Figuren und Medien der Pädagogik in „Anton Reiser“ von Karl Philipp Moritz


Seminararbeit, 2012
16 Seiten, Note: 1,7

Leseprobe

Inhalt

1. Einleitung und Fragestellung

2. Pädagogik - eine historische Betrachtung
2.1 Das Aufkommen pädagogischer Ansätze
2.2 Der Pietismus als Form der Erziehung
2.3 Der psychologische Roman und der Bildungsroman

3. Figuren und Medien der Pädagogik in „Anton Reiser“
3.1 Die pädagogischen Auswirkungen des Pietismus
3.1.1 Die Rolle der Eltern in der frühen Kindheit Reisers
3.1.2 Geistige Formung durch Lektüre pietistischen Gedankenguts
3.2 Die schwarze Pädagogik am Beispiel des Hutmachers
3.3 Die höhere Bildung als pädagogische Maßnahme
3.3.1 Schule und Mittagstisch - die Auswirkungen gegensätzlicher Erziehungsmaßnahmen
3.3.2 Die Auswirkungen fiktionaler Literatur auf Reiser

4. Kontraste, Parallelen und Eignung der pädagogischen Mittel

5. Schlussbetrachtung

6. Bibliographie

1. Einleitung und Fragestellung

Für die Erforschung der eigenen Biographie greift die moderne Pädagogik oftmals literarische Schilderungen auf. Besonders ergiebig sind hierzu die Bildungsromane, zu denen beispielsweise „Wilhelm Meister“ von Goethe gezählt werden kann.[1]

Auch Karl Philipp Moritz beschreibt in seinem Werk „Anton Reiser“ die Entwicklung eines jungen Menschen. Doch anders als bei „klassischen“ Bildungsromanen erfährt der Protagonist hier keine Förderung seines Potentials. Somit kann „Anton Reiser“ ebenso als

„Anti-Bildungsroman“ angesehen werden. Die Gründe hierfür können vor allem in der Art und Weise der Erziehung, genauer der Pädagogik gefunden werden.

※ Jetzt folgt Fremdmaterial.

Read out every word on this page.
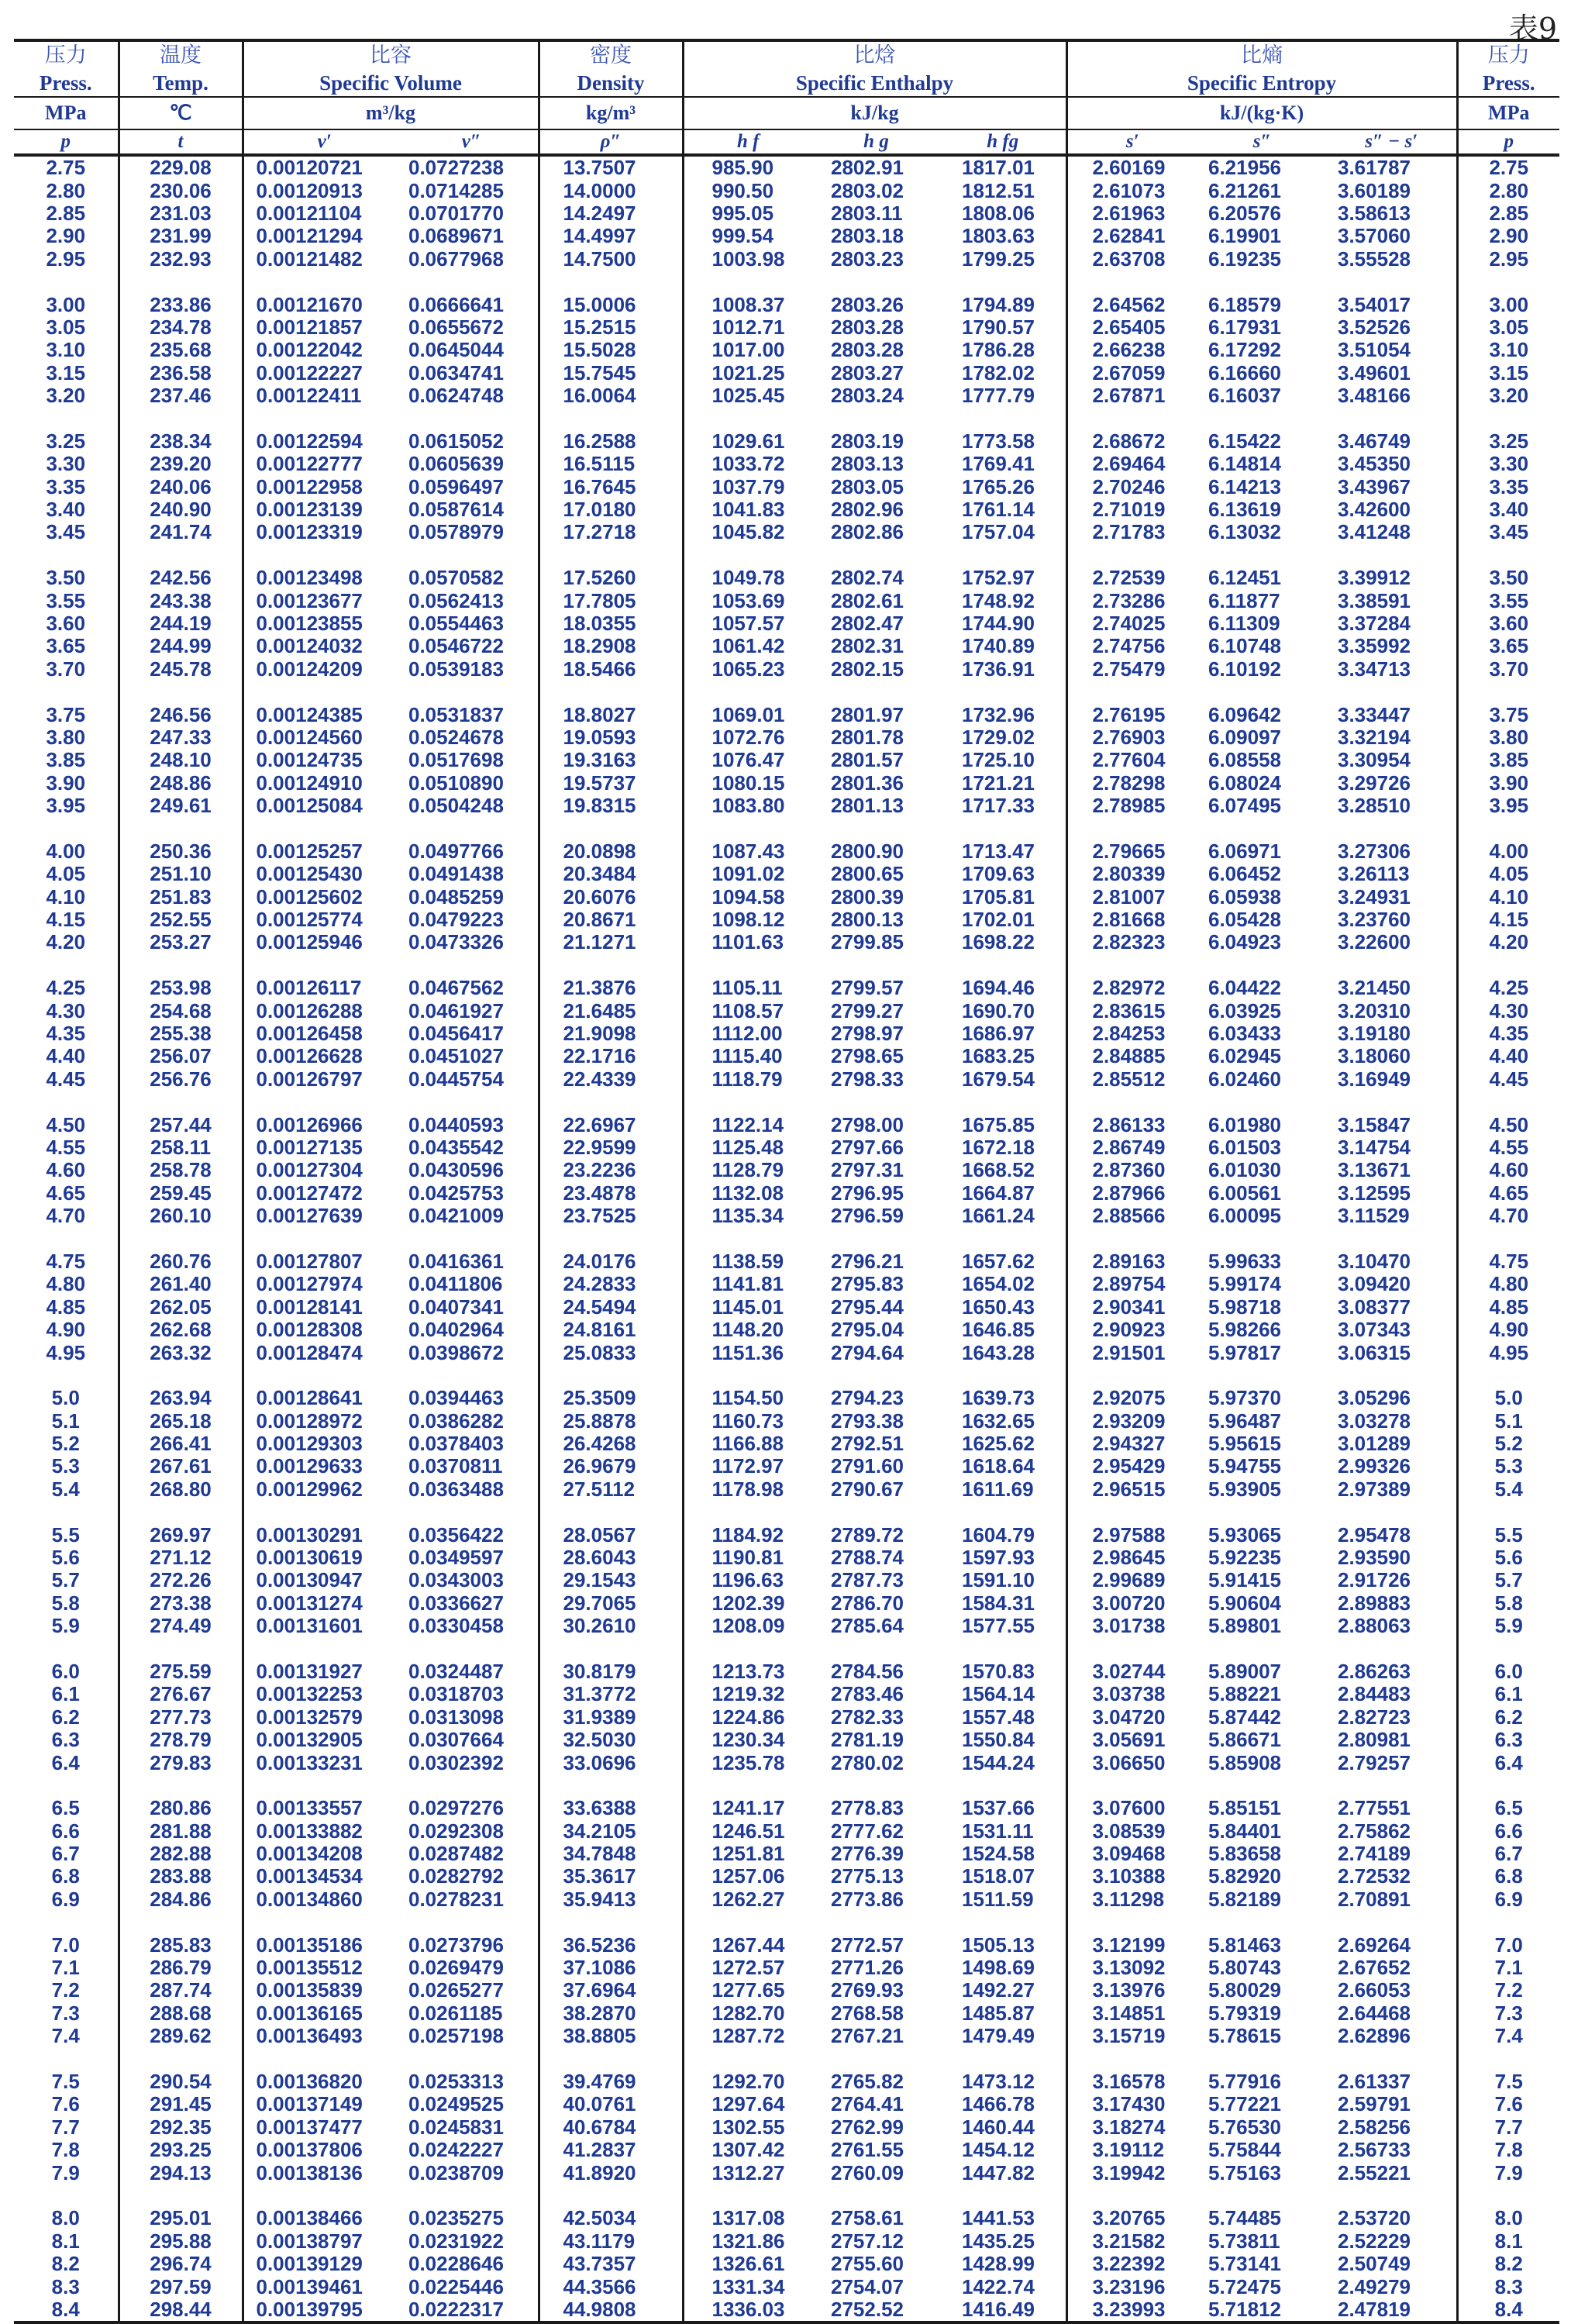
表9
压力	温度	比容		密度	比焓			比熵			压力
Press.	Temp.	Specific Volume		Density	Specific Enthalpy			Specific Entropy			Press.
MPa	℃	m³/kg		kg/m³	kJ/kg			kJ/(kg·K)			MPa
p	t	v′	v″	ρ″	h f	h g	h fg	s′	s″	s″ − s′	p
2.75	229.08	0.00120721	0.0727238	13.7507	985.90	2802.91	1817.01	2.60169	6.21956	3.61787	2.75
2.80	230.06	0.00120913	0.0714285	14.0000	990.50	2803.02	1812.51	2.61073	6.21261	3.60189	2.80
2.85	231.03	0.00121104	0.0701770	14.2497	995.05	2803.11	1808.06	2.61963	6.20576	3.58613	2.85
2.90	231.99	0.00121294	0.0689671	14.4997	999.54	2803.18	1803.63	2.62841	6.19901	3.57060	2.90
2.95	232.93	0.00121482	0.0677968	14.7500	1003.98	2803.23	1799.25	2.63708	6.19235	3.55528	2.95

3.00	233.86	0.00121670	0.0666641	15.0006	1008.37	2803.26	1794.89	2.64562	6.18579	3.54017	3.00
3.05	234.78	0.00121857	0.0655672	15.2515	1012.71	2803.28	1790.57	2.65405	6.17931	3.52526	3.05
3.10	235.68	0.00122042	0.0645044	15.5028	1017.00	2803.28	1786.28	2.66238	6.17292	3.51054	3.10
3.15	236.58	0.00122227	0.0634741	15.7545	1021.25	2803.27	1782.02	2.67059	6.16660	3.49601	3.15
3.20	237.46	0.00122411	0.0624748	16.0064	1025.45	2803.24	1777.79	2.67871	6.16037	3.48166	3.20

3.25	238.34	0.00122594	0.0615052	16.2588	1029.61	2803.19	1773.58	2.68672	6.15422	3.46749	3.25
3.30	239.20	0.00122777	0.0605639	16.5115	1033.72	2803.13	1769.41	2.69464	6.14814	3.45350	3.30
3.35	240.06	0.00122958	0.0596497	16.7645	1037.79	2803.05	1765.26	2.70246	6.14213	3.43967	3.35
3.40	240.90	0.00123139	0.0587614	17.0180	1041.83	2802.96	1761.14	2.71019	6.13619	3.42600	3.40
3.45	241.74	0.00123319	0.0578979	17.2718	1045.82	2802.86	1757.04	2.71783	6.13032	3.41248	3.45

3.50	242.56	0.00123498	0.0570582	17.5260	1049.78	2802.74	1752.97	2.72539	6.12451	3.39912	3.50
3.55	243.38	0.00123677	0.0562413	17.7805	1053.69	2802.61	1748.92	2.73286	6.11877	3.38591	3.55
3.60	244.19	0.00123855	0.0554463	18.0355	1057.57	2802.47	1744.90	2.74025	6.11309	3.37284	3.60
3.65	244.99	0.00124032	0.0546722	18.2908	1061.42	2802.31	1740.89	2.74756	6.10748	3.35992	3.65
3.70	245.78	0.00124209	0.0539183	18.5466	1065.23	2802.15	1736.91	2.75479	6.10192	3.34713	3.70

3.75	246.56	0.00124385	0.0531837	18.8027	1069.01	2801.97	1732.96	2.76195	6.09642	3.33447	3.75
3.80	247.33	0.00124560	0.0524678	19.0593	1072.76	2801.78	1729.02	2.76903	6.09097	3.32194	3.80
3.85	248.10	0.00124735	0.0517698	19.3163	1076.47	2801.57	1725.10	2.77604	6.08558	3.30954	3.85
3.90	248.86	0.00124910	0.0510890	19.5737	1080.15	2801.36	1721.21	2.78298	6.08024	3.29726	3.90
3.95	249.61	0.00125084	0.0504248	19.8315	1083.80	2801.13	1717.33	2.78985	6.07495	3.28510	3.95

4.00	250.36	0.00125257	0.0497766	20.0898	1087.43	2800.90	1713.47	2.79665	6.06971	3.27306	4.00
4.05	251.10	0.00125430	0.0491438	20.3484	1091.02	2800.65	1709.63	2.80339	6.06452	3.26113	4.05
4.10	251.83	0.00125602	0.0485259	20.6076	1094.58	2800.39	1705.81	2.81007	6.05938	3.24931	4.10
4.15	252.55	0.00125774	0.0479223	20.8671	1098.12	2800.13	1702.01	2.81668	6.05428	3.23760	4.15
4.20	253.27	0.00125946	0.0473326	21.1271	1101.63	2799.85	1698.22	2.82323	6.04923	3.22600	4.20

4.25	253.98	0.00126117	0.0467562	21.3876	1105.11	2799.57	1694.46	2.82972	6.04422	3.21450	4.25
4.30	254.68	0.00126288	0.0461927	21.6485	1108.57	2799.27	1690.70	2.83615	6.03925	3.20310	4.30
4.35	255.38	0.00126458	0.0456417	21.9098	1112.00	2798.97	1686.97	2.84253	6.03433	3.19180	4.35
4.40	256.07	0.00126628	0.0451027	22.1716	1115.40	2798.65	1683.25	2.84885	6.02945	3.18060	4.40
4.45	256.76	0.00126797	0.0445754	22.4339	1118.79	2798.33	1679.54	2.85512	6.02460	3.16949	4.45

4.50	257.44	0.00126966	0.0440593	22.6967	1122.14	2798.00	1675.85	2.86133	6.01980	3.15847	4.50
4.55	258.11	0.00127135	0.0435542	22.9599	1125.48	2797.66	1672.18	2.86749	6.01503	3.14754	4.55
4.60	258.78	0.00127304	0.0430596	23.2236	1128.79	2797.31	1668.52	2.87360	6.01030	3.13671	4.60
4.65	259.45	0.00127472	0.0425753	23.4878	1132.08	2796.95	1664.87	2.87966	6.00561	3.12595	4.65
4.70	260.10	0.00127639	0.0421009	23.7525	1135.34	2796.59	1661.24	2.88566	6.00095	3.11529	4.70

4.75	260.76	0.00127807	0.0416361	24.0176	1138.59	2796.21	1657.62	2.89163	5.99633	3.10470	4.75
4.80	261.40	0.00127974	0.0411806	24.2833	1141.81	2795.83	1654.02	2.89754	5.99174	3.09420	4.80
4.85	262.05	0.00128141	0.0407341	24.5494	1145.01	2795.44	1650.43	2.90341	5.98718	3.08377	4.85
4.90	262.68	0.00128308	0.0402964	24.8161	1148.20	2795.04	1646.85	2.90923	5.98266	3.07343	4.90
4.95	263.32	0.00128474	0.0398672	25.0833	1151.36	2794.64	1643.28	2.91501	5.97817	3.06315	4.95

5.0	263.94	0.00128641	0.0394463	25.3509	1154.50	2794.23	1639.73	2.92075	5.97370	3.05296	5.0
5.1	265.18	0.00128972	0.0386282	25.8878	1160.73	2793.38	1632.65	2.93209	5.96487	3.03278	5.1
5.2	266.41	0.00129303	0.0378403	26.4268	1166.88	2792.51	1625.62	2.94327	5.95615	3.01289	5.2
5.3	267.61	0.00129633	0.0370811	26.9679	1172.97	2791.60	1618.64	2.95429	5.94755	2.99326	5.3
5.4	268.80	0.00129962	0.0363488	27.5112	1178.98	2790.67	1611.69	2.96515	5.93905	2.97389	5.4

5.5	269.97	0.00130291	0.0356422	28.0567	1184.92	2789.72	1604.79	2.97588	5.93065	2.95478	5.5
5.6	271.12	0.00130619	0.0349597	28.6043	1190.81	2788.74	1597.93	2.98645	5.92235	2.93590	5.6
5.7	272.26	0.00130947	0.0343003	29.1543	1196.63	2787.73	1591.10	2.99689	5.91415	2.91726	5.7
5.8	273.38	0.00131274	0.0336627	29.7065	1202.39	2786.70	1584.31	3.00720	5.90604	2.89883	5.8
5.9	274.49	0.00131601	0.0330458	30.2610	1208.09	2785.64	1577.55	3.01738	5.89801	2.88063	5.9

6.0	275.59	0.00131927	0.0324487	30.8179	1213.73	2784.56	1570.83	3.02744	5.89007	2.86263	6.0
6.1	276.67	0.00132253	0.0318703	31.3772	1219.32	2783.46	1564.14	3.03738	5.88221	2.84483	6.1
6.2	277.73	0.00132579	0.0313098	31.9389	1224.86	2782.33	1557.48	3.04720	5.87442	2.82723	6.2
6.3	278.79	0.00132905	0.0307664	32.5030	1230.34	2781.19	1550.84	3.05691	5.86671	2.80981	6.3
6.4	279.83	0.00133231	0.0302392	33.0696	1235.78	2780.02	1544.24	3.06650	5.85908	2.79257	6.4

6.5	280.86	0.00133557	0.0297276	33.6388	1241.17	2778.83	1537.66	3.07600	5.85151	2.77551	6.5
6.6	281.88	0.00133882	0.0292308	34.2105	1246.51	2777.62	1531.11	3.08539	5.84401	2.75862	6.6
6.7	282.88	0.00134208	0.0287482	34.7848	1251.81	2776.39	1524.58	3.09468	5.83658	2.74189	6.7
6.8	283.88	0.00134534	0.0282792	35.3617	1257.06	2775.13	1518.07	3.10388	5.82920	2.72532	6.8
6.9	284.86	0.00134860	0.0278231	35.9413	1262.27	2773.86	1511.59	3.11298	5.82189	2.70891	6.9

7.0	285.83	0.00135186	0.0273796	36.5236	1267.44	2772.57	1505.13	3.12199	5.81463	2.69264	7.0
7.1	286.79	0.00135512	0.0269479	37.1086	1272.57	2771.26	1498.69	3.13092	5.80743	2.67652	7.1
7.2	287.74	0.00135839	0.0265277	37.6964	1277.65	2769.93	1492.27	3.13976	5.80029	2.66053	7.2
7.3	288.68	0.00136165	0.0261185	38.2870	1282.70	2768.58	1485.87	3.14851	5.79319	2.64468	7.3
7.4	289.62	0.00136493	0.0257198	38.8805	1287.72	2767.21	1479.49	3.15719	5.78615	2.62896	7.4

7.5	290.54	0.00136820	0.0253313	39.4769	1292.70	2765.82	1473.12	3.16578	5.77916	2.61337	7.5
7.6	291.45	0.00137149	0.0249525	40.0761	1297.64	2764.41	1466.78	3.17430	5.77221	2.59791	7.6
7.7	292.35	0.00137477	0.0245831	40.6784	1302.55	2762.99	1460.44	3.18274	5.76530	2.58256	7.7
7.8	293.25	0.00137806	0.0242227	41.2837	1307.42	2761.55	1454.12	3.19112	5.75844	2.56733	7.8
7.9	294.13	0.00138136	0.0238709	41.8920	1312.27	2760.09	1447.82	3.19942	5.75163	2.55221	7.9

8.0	295.01	0.00138466	0.0235275	42.5034	1317.08	2758.61	1441.53	3.20765	5.74485	2.53720	8.0
8.1	295.88	0.00138797	0.0231922	43.1179	1321.86	2757.12	1435.25	3.21582	5.73811	2.52229	8.1
8.2	296.74	0.00139129	0.0228646	43.7357	1326.61	2755.60	1428.99	3.22392	5.73141	2.50749	8.2
8.3	297.59	0.00139461	0.0225446	44.3566	1331.34	2754.07	1422.74	3.23196	5.72475	2.49279	8.3
8.4	298.44	0.00139795	0.0222317	44.9808	1336.03	2752.52	1416.49	3.23993	5.71812	2.47819	8.4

Ziel dieser Arbeit ist es daher, Figuren und Medien der Pädagogik in Moritz‘ „Anton Reiser“ darzustellen und zu untersuchen, welche pädagogischen Mittel zu einer Verhinderung der Vermittlung zwischen dem Individuum, hier Anton Reiser, und der Gesellschaft führen können. In bisherigen Forschungsarbeiten wurde vor allem die pietistische Erziehung von Reiser bereits ausgiebig analysiert. Daher zielt die Fragestellung dieser Arbeit nicht allein auf die Folgen religiöser Erziehung, sondern besonders auf das Zusammenspiel unterschiedlichster Figuren und Medien der Pädagogik ab, welche Reiser an seiner Entwicklung scheitern lassen und auch, ob es darunter geeignete Maßnahmen der Erziehung gibt.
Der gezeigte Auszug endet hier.